Kate sighed. “Very. But I think you mean Hedy Lamarr. She looked stunning in big, broad-brimmed hats.”
“Oh yes, absolutely Hedy Lamarr,” I said, wrapping my arm around Kate’s waist. “So where to? Are we taking on each challenge one by one, or department store?”
“Department store,” she said, without a moment’s hesitation. “I was thinking Bloomingdale’s is closest, and then we can get that yogurt for lunch.”
Bloomingdale’s, of course, made me think of you. I’d actually avoided the store for the last year-plus, which was pretty easy since I was living in Brooklyn. But I’d decided it was time to integrate Gabe-things back into my life, so I didn’t say anything except, “Love that yogurt.”

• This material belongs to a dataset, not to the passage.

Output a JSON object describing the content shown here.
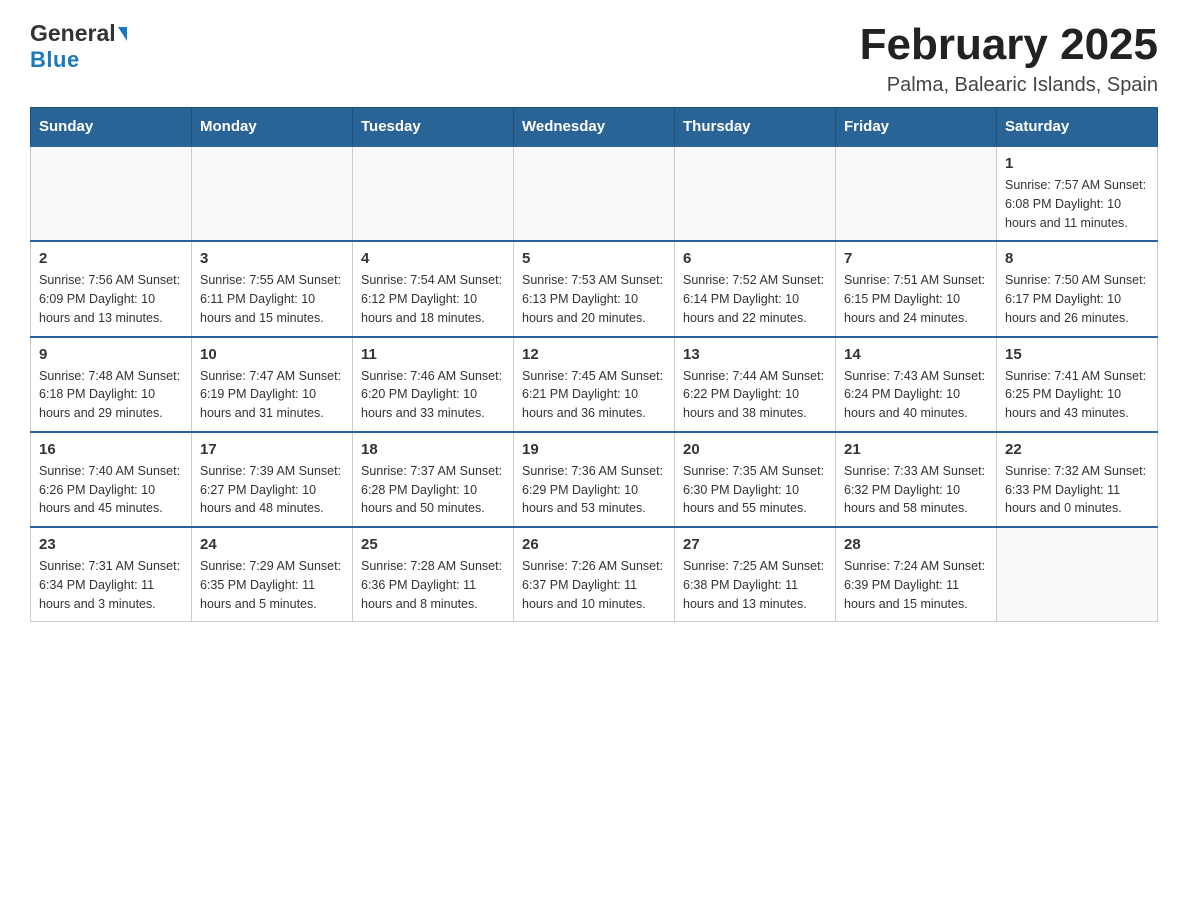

We got there and searched through the racks for bathing suits. Kate wanted ones that would go with the Hedy Lamarr hat she had yet to purchase, so we looked for vintage styles and conservative colors. With six or seven options, we headed into a dressing room.
I sat down on a chair with the bathing suits on my lap and told Kate—actually for the first time—that I’d seen you for a drink.
“How was that?” she asked, carefully.
“Weird,” I told her. “I love Darren, I really do, and don’t doubt that. But it feels so different than it does with Gabe. I can’t tell if I just love Darren less. Or love him differently . . . Does Tom make you feel more alive when you’re with him than you do without him?”